We present phylogenetic analyses of the fruticose Ramalinaceae based on extensive collections from many parts of the world, with a special focus on the Vizcaíno deserts in north-western Mexico and the coastal desert in Namibia. We generate a four-locus DNA sequence dataset for accessions of Ramalina and two additional loci for Niebla and Vermilacinia. Four genera are strongly supported: the subcosmopolitan Ramalina, the new genus Namibialina endemic to SW Africa, and a duo formed by Niebla and Vermilacinia, endemic to the New World except the sorediate V. zebrina that disjunctly occurs in Namibia. The latter three genera are restricted to coastal desert and chaparral where vegetation depends on moisture from ocean fog. Ramalina is subcosmopolitan and much more diverse in its ecology. We show that Ramalina and its sister genus Namibialina diverged from each other at c. 48 Myrs, whereas Vermilacinia and Niebla split at c. 30 Myrs. The phylogeny of the fruticose genera remains unresolved to their ancestral crustose genera. Species delimitation within Namibialina and Ramalina is rather straightforward. The phylogeny and taxonomy of Vermilacinia are fully resolved, except for the two youngest clades of corticolous taxa, and support current taxonomy, including four new taxa described here. Secondary metabolite variation in Niebla generally coincides with major clades which are comprised of species complexes with still unresolved phylogenetic relationships. A micro-endemism pattern of allopatric species is strongly suspected for both genera, except for the corticolous taxa within Vermilacinia. Both Niebla and saxicolous Vermilacinia have chemotypes unique to species clades that are largely endemic to the Vizcaíno deserts. The following new taxa are described: Namibialina gen. nov. with N. melanothrix (comb. nov.) as type species, a single new species of Ramalina (R. krogiae) and four new species of Vermilacinia (V. breviloba, V. lacunosa, V. pustulata and V. reticulata). The new combination V. granulans is introduced. Two epithets are re-introduced for European Ramalina species: R. crispans (= R. peruviana auct. eur.) and R. rosacea (= R. bourgeana auct. p.p). A lectotype is designated for Vermilacinia procera. A key to saxicolous species of Vermilacinia is presented.
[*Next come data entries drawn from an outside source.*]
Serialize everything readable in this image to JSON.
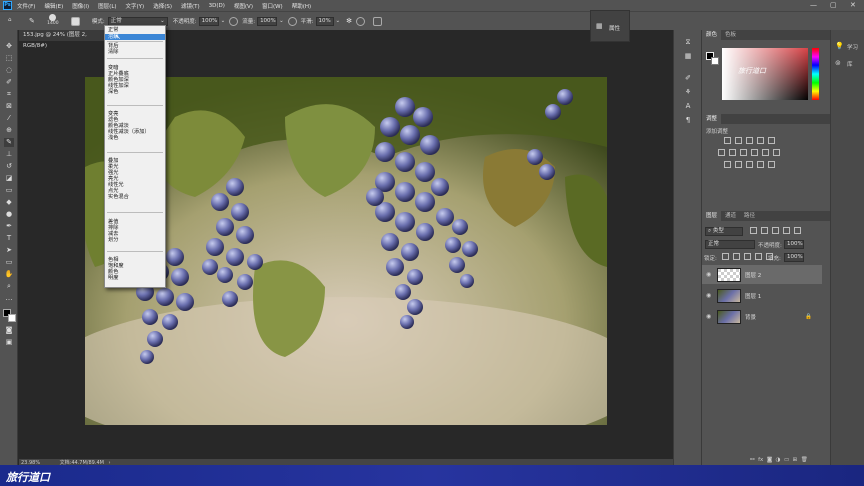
{
  "app": {
    "logo": "Ps"
  },
  "menubar": {
    "items": [
      "文件(F)",
      "编辑(E)",
      "图像(I)",
      "图层(L)",
      "文字(Y)",
      "选择(S)",
      "滤镜(T)",
      "3D(D)",
      "视图(V)",
      "窗口(W)",
      "帮助(H)"
    ]
  },
  "window_controls": {
    "minimize": "—",
    "restore": "▢",
    "close": "✕"
  },
  "options": {
    "brush_size": "1400",
    "mode_label": "模式:",
    "mode_value": "正常",
    "opacity_label": "不透明度:",
    "opacity_value": "100%",
    "flow_label": "流量:",
    "flow_value": "100%",
    "smooth_label": "平滑:",
    "smooth_value": "10%"
  },
  "document": {
    "tab_title": "153.jpg @ 24% (图层 2, RGB/8#)",
    "zoom": "23.98%",
    "doc_info": "文档:44.7M/89.4M"
  },
  "blend_dropdown": {
    "groups": [
      [
        "正常",
        "溶解"
      ],
      [
        "背后",
        "清除"
      ],
      [
        "变暗",
        "正片叠底",
        "颜色加深",
        "线性加深",
        "深色"
      ],
      [
        "变亮",
        "滤色",
        "颜色减淡",
        "线性减淡（添加）",
        "浅色"
      ],
      [
        "叠加",
        "柔光",
        "强光",
        "亮光",
        "线性光",
        "点光",
        "实色混合"
      ],
      [
        "差值",
        "排除",
        "减去",
        "划分"
      ],
      [
        "色相",
        "饱和度",
        "颜色",
        "明度"
      ]
    ],
    "selected": "溶解"
  },
  "mid_panel": {
    "properties_label": "属性"
  },
  "color_panel": {
    "tabs": [
      "颜色",
      "色板"
    ],
    "watermark": "旅行道口"
  },
  "adjustments_panel": {
    "tab": "调整",
    "subtitle": "添加调整"
  },
  "layers_panel": {
    "tabs": [
      "图层",
      "通道",
      "路径"
    ],
    "filter": "类型",
    "blend_mode": "正常",
    "opacity_label": "不透明度:",
    "opacity_value": "100%",
    "lock_label": "锁定:",
    "fill_label": "填充:",
    "fill_value": "100%",
    "layers": [
      {
        "name": "图层 2",
        "kind": "transparent"
      },
      {
        "name": "图层 1",
        "kind": "photo"
      },
      {
        "name": "背景",
        "kind": "photo",
        "locked": true
      }
    ]
  },
  "far_panel": {
    "learn": "学习",
    "library": "库"
  },
  "footer": {
    "brand": "旅行道口"
  },
  "colors": {
    "accent": "#31a8ff",
    "selection": "#3b86d6",
    "footer": "#23309a"
  }
}
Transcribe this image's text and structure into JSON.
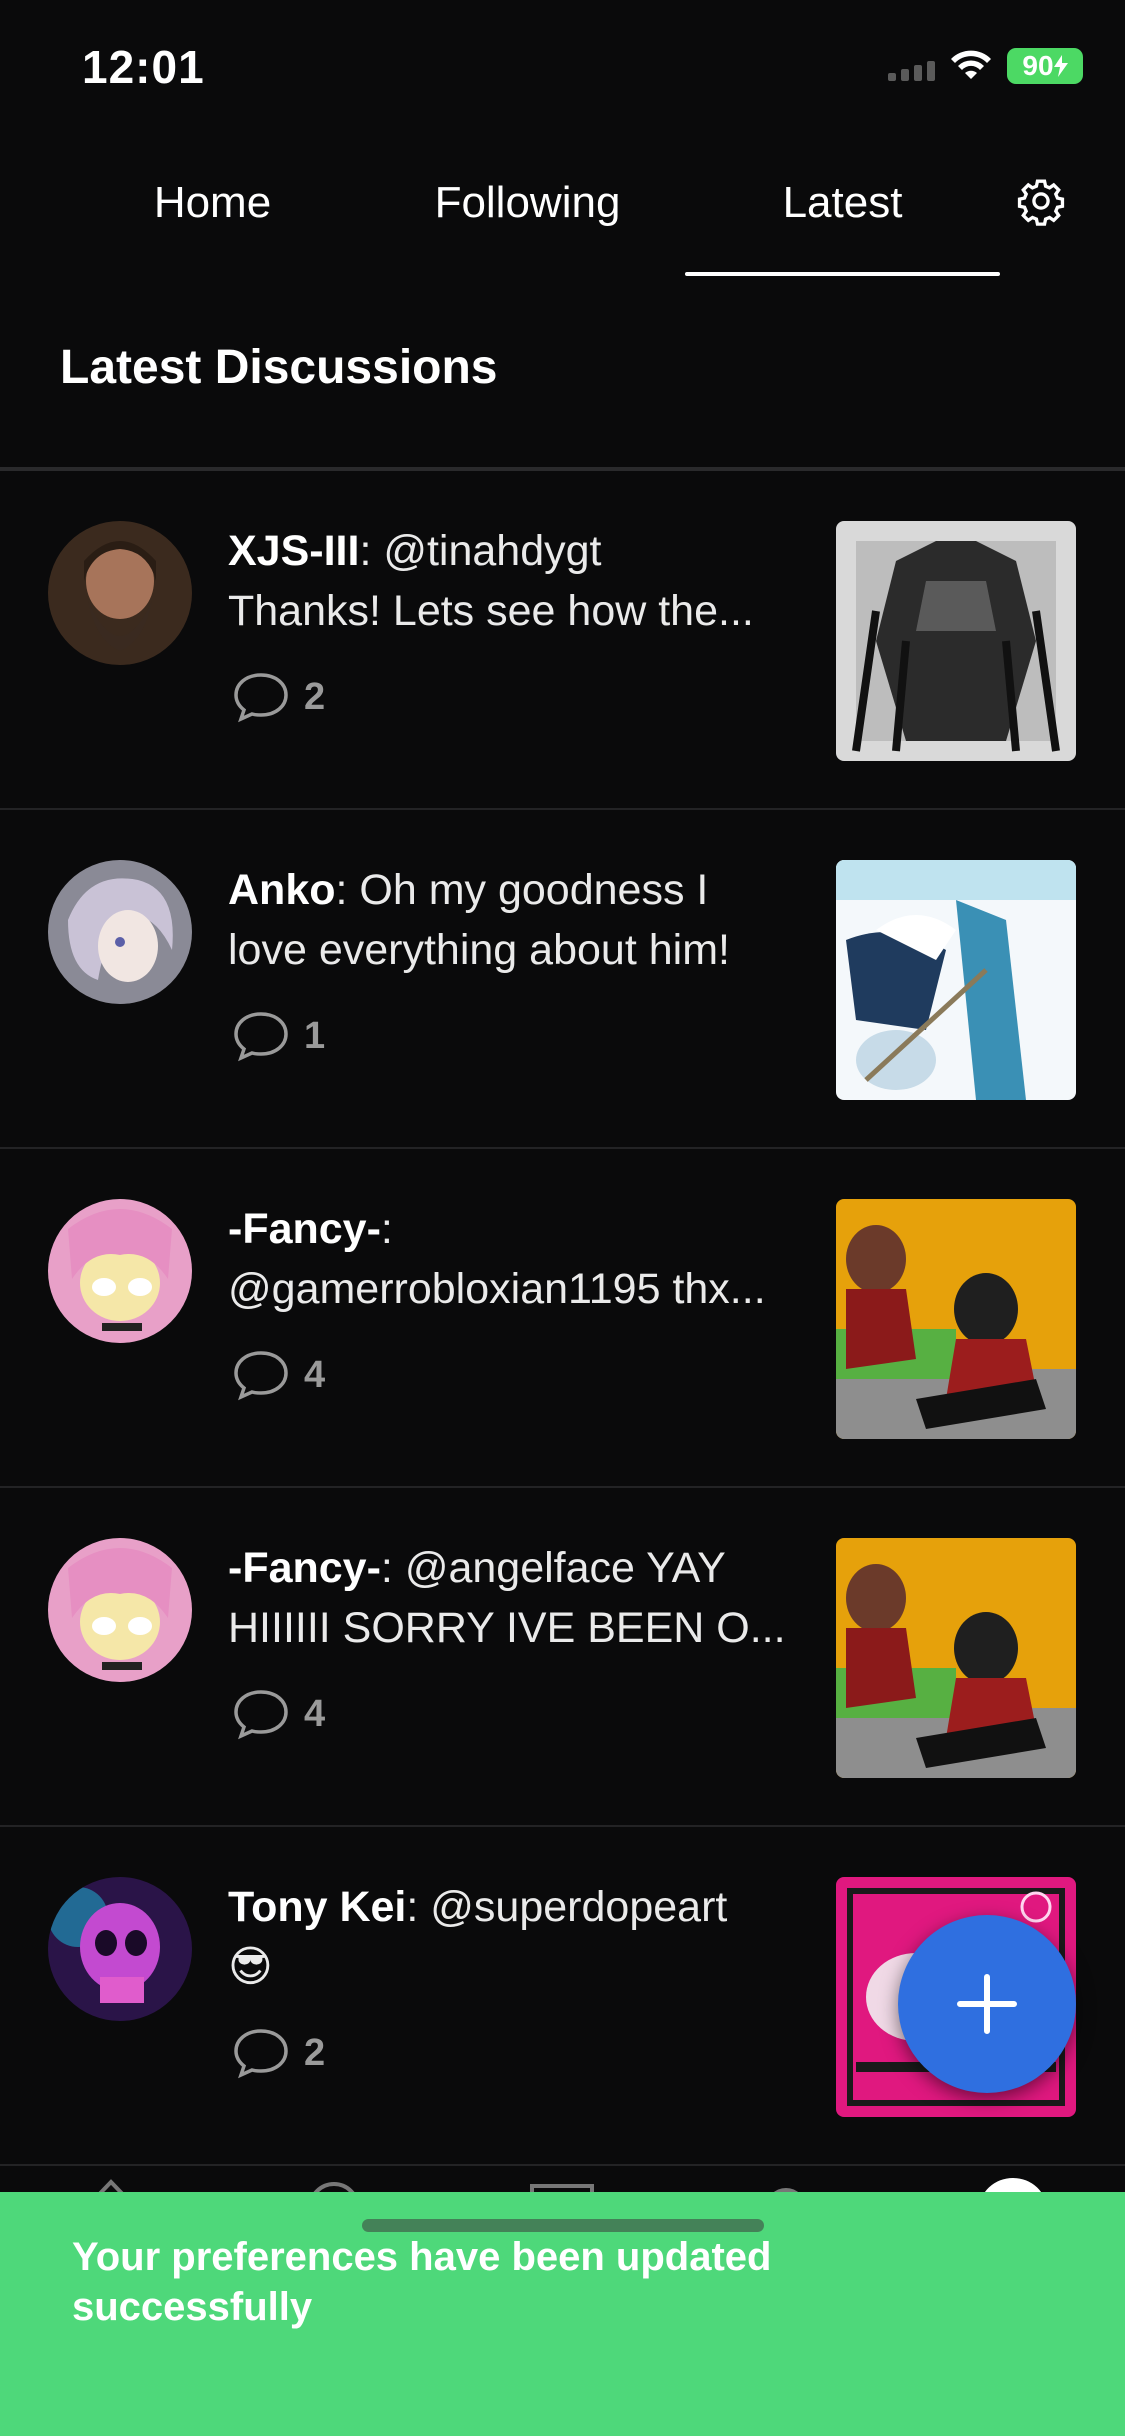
{
  "status_bar": {
    "time": "12:01",
    "battery": "90"
  },
  "tabs": [
    {
      "label": "Home",
      "active": false
    },
    {
      "label": "Following",
      "active": false
    },
    {
      "label": "Latest",
      "active": true
    }
  ],
  "section_title": "Latest Discussions",
  "discussions": [
    {
      "author": "XJS-III",
      "line1": ": @tinahdygt",
      "line2": "Thanks! Lets see how the...",
      "comments": "2"
    },
    {
      "author": "Anko",
      "line1": ": Oh my goodness I",
      "line2": "love everything about him!",
      "comments": "1"
    },
    {
      "author": "-Fancy-",
      "line1": ":",
      "line2": "@gamerrobloxian1195 thx...",
      "comments": "4"
    },
    {
      "author": "-Fancy-",
      "line1": ": @angelface YAY",
      "line2": "HIIIIII SORRY IVE BEEN O...",
      "comments": "4"
    },
    {
      "author": "Tony Kei",
      "line1": ": @superdopeart",
      "line2": "😎",
      "comments": "2"
    }
  ],
  "fab": {
    "icon": "plus-icon",
    "color": "#2f6fe0"
  },
  "toast": {
    "message": "Your preferences have been updated successfully",
    "color": "#4ed87a"
  },
  "colors": {
    "background": "#0a0a0b",
    "accent": "#2f6fe0",
    "success": "#4ed87a"
  }
}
α-Pyrone and Sterol Constituents of Penicillium aurantiacobrunneum, a Fungal Associate of the Lichen Niebla homalea.

Four new metabolites, 4-epi-citreoviridin (1), auransterol (3), and two analogues (2 and 4) of paxisterol (6), together with two known metabolites (15R*,20S*)-dihydroxyepisterol (5) and (6), were isolated from cultures of the fungal associate, Penicillium aurantiacobrunneum, of the lichen Niebla homalea, endemic to California and Baja California. The structures of all compounds were determined by comprehensive spectroscopic and spectrometric methods, as well as single-crystal X-ray diffraction for the determination of the absolute configuration of 3. Compound 1 showed selective cytotoxicity toward MCF-7 breast and A2780 ovarian cells with IC50 values of 4.2 and 5.7 µM, respectively.